Alternative electric supplier uses 'deceptive' practices, lawsuit claims

An ABC7 I-Team Investigation

ByJason Knowles and Ann Pistone WLS logo
Friday, August 25, 2017
Lawsuit: Alternative electric supplier uses 'deceptive' practices
An alternative energy supplier is accused of charging customers millions more than they would have paid under a regulated utility.

CHICAGO (WLS) -- The Illinois attorney general is accusing one alternative electric supplier of "aggressive" and "deceptive" sales practices.

In a lawsuit filed this week, Attorney General Lisa Madigan accuses alternative power supplier Sperian Energy of "unlawful conduct" and charging customers millions more than they would have paid under a regulated utility.

The Illinois attorney general's office gave audio given to the I-Team which they say is a Sperian Energy sales call, but at first, the rep says she's calling from somewhere else.

"I'm calling on behalf of Consumer Utility Partners. At this time you could be receiving a rate reduction on the supply portion of your bill," the sales rep said on the recorded call. "The lowest supplier rate we have available is for 3 or 12 months fixed rate with Sperian Energy. To make the process easy for you, I just need you to grab a copy of your electric bill."

"Alright just a minute, I'll get the bill. Ok, I have the bill," the customer says on the call.

The customer did go through the state's required third-party verification, but the AG's office said it's an example of how consumers have been misled.

The AG also says Sperian Energy, with its main offices based in Houston, has charged customers $12 million more for electricity than a regulated utility would have since 2012.

In this lawsuit, Madigan said Sperian defrauded customers by enrolling them without their express consent and that sales reps didn't disclose the price, the length of the contract or even the identity of the company.

The suit also said people were enrolled under the "false impression" that they were signing up for discounted electricity from their public, regulated utility, like ComEd.

And if we listen to that recording from the AG's office again, the customer was told she was not leaving ComEd.

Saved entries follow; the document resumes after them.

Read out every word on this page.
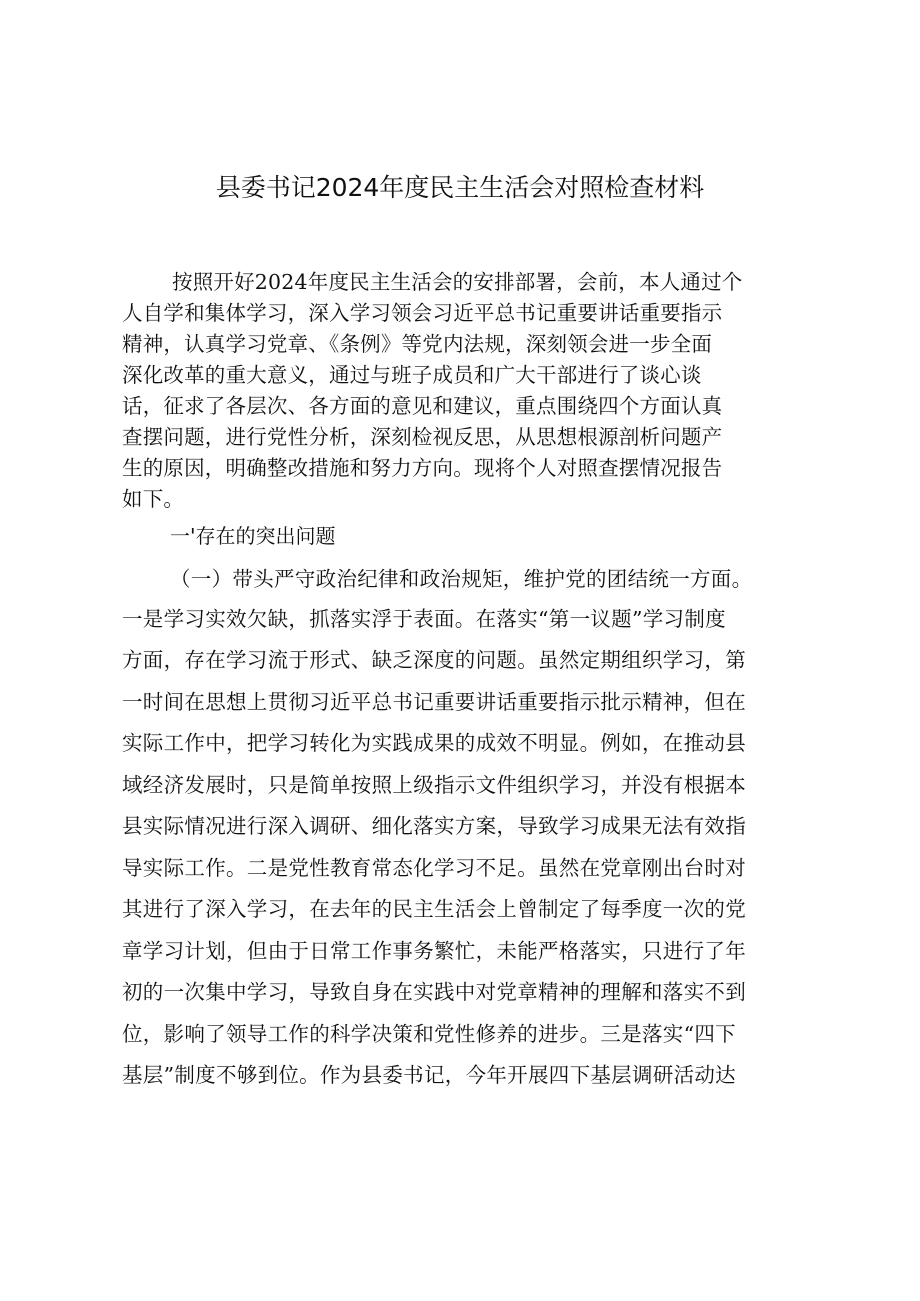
县委书记2024年度民主生活会对照检查材料

按照开好2024年度民主生活会的安排部署，会前，本人通过个

人自学和集体学习，深入学习领会习近平总书记重要讲话重要指示

精神，认真学习党章、《条例》等党内法规，深刻领会进一步全面

深化改革的重大意义，通过与班子成员和广大干部进行了谈心谈

话，征求了各层次、各方面的意见和建议，重点围绕四个方面认真

查摆问题，进行党性分析，深刻检视反思，从思想根源剖析问题产

生的原因，明确整改措施和努力方向。现将个人对照查摆情况报告

如下。

一'存在的突出问题

（一）带头严守政治纪律和政治规矩，维护党的团结统一方面。

一是学习实效欠缺，抓落实浮于表面。在落实“第一议题”学习制度

方面，存在学习流于形式、缺乏深度的问题。虽然定期组织学习，第

一时间在思想上贯彻习近平总书记重要讲话重要指示批示精神，但在

实际工作中，把学习转化为实践成果的成效不明显。例如，在推动县

域经济发展时，只是简单按照上级指示文件组织学习，并没有根据本

县实际情况进行深入调研、细化落实方案，导致学习成果无法有效指

导实际工作。二是党性教育常态化学习不足。虽然在党章刚出台时对

其进行了深入学习，在去年的民主生活会上曾制定了每季度一次的党

章学习计划，但由于日常工作事务繁忙，未能严格落实，只进行了年

初的一次集中学习，导致自身在实践中对党章精神的理解和落实不到

位，影响了领导工作的科学决策和党性修养的进步。三是落实“四下

基层”制度不够到位。作为县委书记，今年开展四下基层调研活动达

"They want to make sure you understand you are not leaving ComEd and if you would simply reply with them yes or no," the sales rep said on the call.

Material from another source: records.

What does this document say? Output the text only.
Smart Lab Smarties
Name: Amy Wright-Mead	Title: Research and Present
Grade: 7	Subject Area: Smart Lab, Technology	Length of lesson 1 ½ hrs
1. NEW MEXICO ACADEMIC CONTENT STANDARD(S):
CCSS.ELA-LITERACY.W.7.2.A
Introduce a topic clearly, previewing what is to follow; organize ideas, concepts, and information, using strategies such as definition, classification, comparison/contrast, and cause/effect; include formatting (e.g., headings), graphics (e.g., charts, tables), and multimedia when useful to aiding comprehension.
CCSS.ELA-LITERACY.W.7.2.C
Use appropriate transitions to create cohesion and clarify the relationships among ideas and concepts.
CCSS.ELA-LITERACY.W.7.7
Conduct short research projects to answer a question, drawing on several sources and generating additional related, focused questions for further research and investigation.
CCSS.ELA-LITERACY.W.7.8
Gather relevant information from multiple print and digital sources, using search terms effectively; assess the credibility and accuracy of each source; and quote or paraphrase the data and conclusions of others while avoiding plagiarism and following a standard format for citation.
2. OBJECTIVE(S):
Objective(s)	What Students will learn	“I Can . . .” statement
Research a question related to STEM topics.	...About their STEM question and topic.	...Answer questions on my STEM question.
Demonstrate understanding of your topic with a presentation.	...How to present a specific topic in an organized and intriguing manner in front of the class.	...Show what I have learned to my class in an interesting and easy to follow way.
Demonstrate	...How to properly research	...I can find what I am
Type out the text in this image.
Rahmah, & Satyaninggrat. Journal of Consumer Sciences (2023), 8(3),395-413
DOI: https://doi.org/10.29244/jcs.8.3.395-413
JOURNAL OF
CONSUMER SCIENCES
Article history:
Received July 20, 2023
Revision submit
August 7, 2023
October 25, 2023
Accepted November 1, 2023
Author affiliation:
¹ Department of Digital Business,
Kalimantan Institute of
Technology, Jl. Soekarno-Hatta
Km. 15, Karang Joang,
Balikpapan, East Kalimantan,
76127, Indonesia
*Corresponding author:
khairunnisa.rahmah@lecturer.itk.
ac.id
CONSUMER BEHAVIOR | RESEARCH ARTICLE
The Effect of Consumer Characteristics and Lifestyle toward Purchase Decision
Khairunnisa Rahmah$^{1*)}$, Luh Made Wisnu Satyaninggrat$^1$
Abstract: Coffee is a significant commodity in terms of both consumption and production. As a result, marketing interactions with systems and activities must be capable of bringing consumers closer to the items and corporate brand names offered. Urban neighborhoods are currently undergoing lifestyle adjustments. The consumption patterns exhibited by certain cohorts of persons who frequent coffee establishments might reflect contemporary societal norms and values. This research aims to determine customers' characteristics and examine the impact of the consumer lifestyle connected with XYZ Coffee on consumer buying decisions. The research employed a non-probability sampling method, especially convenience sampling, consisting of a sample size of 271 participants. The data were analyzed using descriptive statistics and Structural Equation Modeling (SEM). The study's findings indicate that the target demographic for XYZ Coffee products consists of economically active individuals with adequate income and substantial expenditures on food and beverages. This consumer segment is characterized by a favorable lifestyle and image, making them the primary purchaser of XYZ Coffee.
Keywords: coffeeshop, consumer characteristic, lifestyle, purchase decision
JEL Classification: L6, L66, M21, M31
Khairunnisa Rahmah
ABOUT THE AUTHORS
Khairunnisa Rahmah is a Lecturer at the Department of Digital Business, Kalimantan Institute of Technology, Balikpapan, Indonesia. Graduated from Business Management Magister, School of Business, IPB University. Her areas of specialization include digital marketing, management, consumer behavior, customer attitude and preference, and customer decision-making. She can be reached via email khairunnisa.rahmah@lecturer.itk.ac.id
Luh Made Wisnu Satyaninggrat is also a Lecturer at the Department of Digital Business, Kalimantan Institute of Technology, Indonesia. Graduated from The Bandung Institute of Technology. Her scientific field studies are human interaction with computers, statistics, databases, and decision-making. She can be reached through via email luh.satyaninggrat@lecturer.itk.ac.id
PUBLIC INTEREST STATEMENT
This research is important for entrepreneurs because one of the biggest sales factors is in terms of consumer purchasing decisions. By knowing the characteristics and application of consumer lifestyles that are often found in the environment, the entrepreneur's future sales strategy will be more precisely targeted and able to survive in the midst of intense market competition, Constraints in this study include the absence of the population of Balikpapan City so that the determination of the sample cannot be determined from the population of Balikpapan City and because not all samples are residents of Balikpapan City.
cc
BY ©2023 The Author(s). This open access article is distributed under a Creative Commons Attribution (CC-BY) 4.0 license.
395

E-mails to the vice president of marketing at Sperian bounced back to us. Her voicemail was full. The I-Team also left a message with a Sperian sales rep and has not yet heard back.

Advice from Illinois Attorney General Lisa Madigan's office:

"Currently in Illinois, there are at least 96 alternative retail electric suppliers, or ARES, authorized to sell electricity in Illinois and data shows their customers are paying higher prices than customers with traditional utilities. According to the Illinois Commerce Commission (ICC), ARES customers in the ComEd territory as a whole have paid more than $152 million more for electricity than traditional utility customers from June 1, 2016 through May 31, 2017. Statewide, residential and small commercial customers enrolled with ARES have paid almost $400 million more in electricity costs in the last three years.

The Joint Committee on Administrative Rules (JCAR) is expected to rule in mid-September on new rules proposed by the ICC that would hold ARES more accountable for their business practices by requiring them to make additional disclosures to potential customers, use stronger enrollment verification processes and maintain recordings of telemarketing calls that result in a sale."

Madigan urged Illinois residents to research offers from ARES before switching electricity suppliers and offered the following advice:

* Do not share your utility account number with anyone in person or over the phone, and do not show your utility bill to someone who comes to your door. A marketer must ask for written authorization to access your meter usage.

* Request all marketing offers in writing and do not enroll on the spot, especially if someone comes to your door.

* If you are interested in an alternative pricing plan (such as a variable rate), make sure that you read all of the fine print and that the lower rate is not just an introductory rate.

* Be wary of any offer that promises or guarantees savings.

* Always ask about any monthly fees or additional charges.

* No alternative supplier is affiliated with or endorsed by your utility or the government. If you sign up for service with an alternative supplier, you are entering a new contract with a different company.

Madigan also offered the following tips to help decide whether to choose an alternative energy supplier:

* Check your utility bill to determine if you are purchasing natural gas or electricity from your utility company or an alternative supplier. Delivery will always be from your utility company.

* Find out how much you are paying. Find out what type of rate you have. If you are purchasing supply from an alternative supplier, check your contract to see what type of rate you are paying: introductory, variable, or fixed.

* Compare your rate. You can find utility and alternative supplier prices at:

* Electricity prices

* Natural gas prices

If you need to make a change, consider switching back to the utility company. You may be charged a fee up to a maximum of $50 for cancelling with the alternative supplier, but it may save you money in the long run.